The snow is mostly gone here in Newport, RI. Hopefully we’ll get some Spring like weather soon, but it still feels like mid-March. I liked this article in the WSJ on vintage mountain bikes. It was around this time of year back in the early 90s we’d ride on the trails behind Babson College in Wellesley, MA. I still have my Specialized Rockhopper hanging in my garage in Newport and have no plans of ever getting rid of it even if it’s a bit outdated.
Frederick Dreier writes in the WSJ:
Mr. Martin now sells used bicycle gear for professional and amateur cyclists. He also liquidates excess inventory from bike shops. In 2014 The Pro’s Closet employed a staff of 30 and recorded nearly $7 million in sales. Mr. Martin says he is cognizant that the online marketplace has become a haven for bicycle thieves. He requires sellers to include photo identification and to provide a verbal history of the bicycle. He notifies the police if he is alerted that the shop has a stolen bicycle listed.
In recent years, classic bikes owned by retired professionals and collectors began passing through Mr. Martin’s store.
Mr. Martin purchased several of the classic mountain bikes for himself and created a small museum in his warehouse. Today, Mr.
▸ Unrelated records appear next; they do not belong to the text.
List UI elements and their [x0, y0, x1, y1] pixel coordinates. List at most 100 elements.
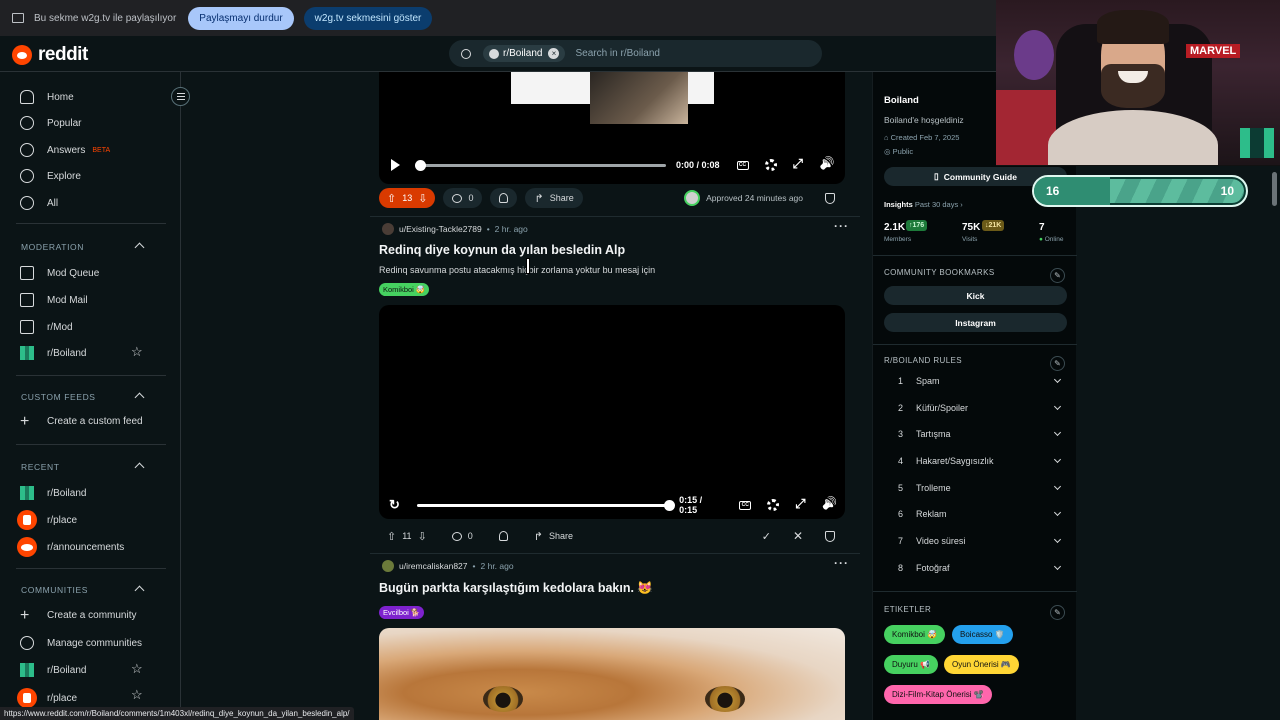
- tag-boicasso[interactable]: Boicasso 🛡️: [952, 625, 1013, 644]
- award-button[interactable]: [490, 526, 517, 546]
- video-seek-bar[interactable]: [415, 159, 666, 171]
- recent-item-announcements[interactable]: r/announcements: [17, 537, 124, 557]
- page-scrollbar[interactable]: [1272, 172, 1277, 206]
- video-frame: [590, 72, 688, 124]
- play-icon[interactable]: [391, 159, 400, 171]
- search-bar[interactable]: r/Boiland × Search in r/Boiland: [449, 40, 822, 67]
- video-player[interactable]: ↻ 0:15 / 0:15 CC: [379, 305, 845, 519]
- tag-oyun-onerisi[interactable]: Oyun Önerisi 🎮: [944, 655, 1019, 674]
- comments-button[interactable]: 0: [443, 188, 483, 208]
- sidebar-item-mod-queue[interactable]: Mod Queue: [20, 266, 99, 280]
- stop-sharing-button[interactable]: Paylaşmayı durdur: [188, 6, 294, 30]
- downvote-icon[interactable]: ⇩: [418, 192, 427, 205]
- menu-toggle-button[interactable]: [171, 87, 190, 106]
- insights-header[interactable]: Insights Past 30 days ›: [884, 200, 963, 209]
- favorite-star-icon[interactable]: ☆: [131, 661, 143, 677]
- create-community[interactable]: + Create a community: [20, 607, 136, 623]
- rule-item[interactable]: 3 Tartışma: [898, 428, 1062, 439]
- create-custom-feed[interactable]: + Create a custom feed: [20, 413, 143, 429]
- tag-komikboi[interactable]: Komikboi 🤯: [884, 625, 946, 644]
- manage-communities[interactable]: Manage communities: [20, 636, 142, 650]
- sidebar-item-mod-mail[interactable]: Mod Mail: [20, 293, 88, 307]
- recent-item-boiland[interactable]: r/Boiland: [20, 486, 86, 500]
- user-avatar[interactable]: [382, 223, 394, 235]
- seek-handle[interactable]: [663, 499, 675, 511]
- rule-item[interactable]: 1 Spam: [898, 375, 1062, 386]
- chevron-up-icon[interactable]: [134, 392, 145, 403]
- section-custom-feeds[interactable]: CUSTOM FEEDS: [21, 392, 96, 402]
- award-button[interactable]: [490, 188, 518, 208]
- clear-scope-icon[interactable]: ×: [548, 48, 560, 59]
- rule-item[interactable]: 2 Küfür/Spoiler: [898, 402, 1062, 413]
- more-options-icon[interactable]: ···: [834, 556, 849, 570]
- post-author[interactable]: u/Existing-Tackle2789: [399, 224, 482, 234]
- settings-gear-icon[interactable]: [764, 159, 777, 171]
- comments-button[interactable]: 0: [443, 526, 482, 546]
- video-seek-bar[interactable]: [416, 499, 675, 511]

Martin’s showroom displays a dozen or so bikes, including the 1990 Yeti FRO bicycle ridden by mountain biking’s first female world champion, Juli Furtado, as well as the 1991 Specialized Rockhopper that Ned Overend, mountain biking’s first male world champ, rode. Mr. Martin also owns a nickel-plated 1983 Breezer III built by Joe Breeze, one of mountain biking’s pioneers.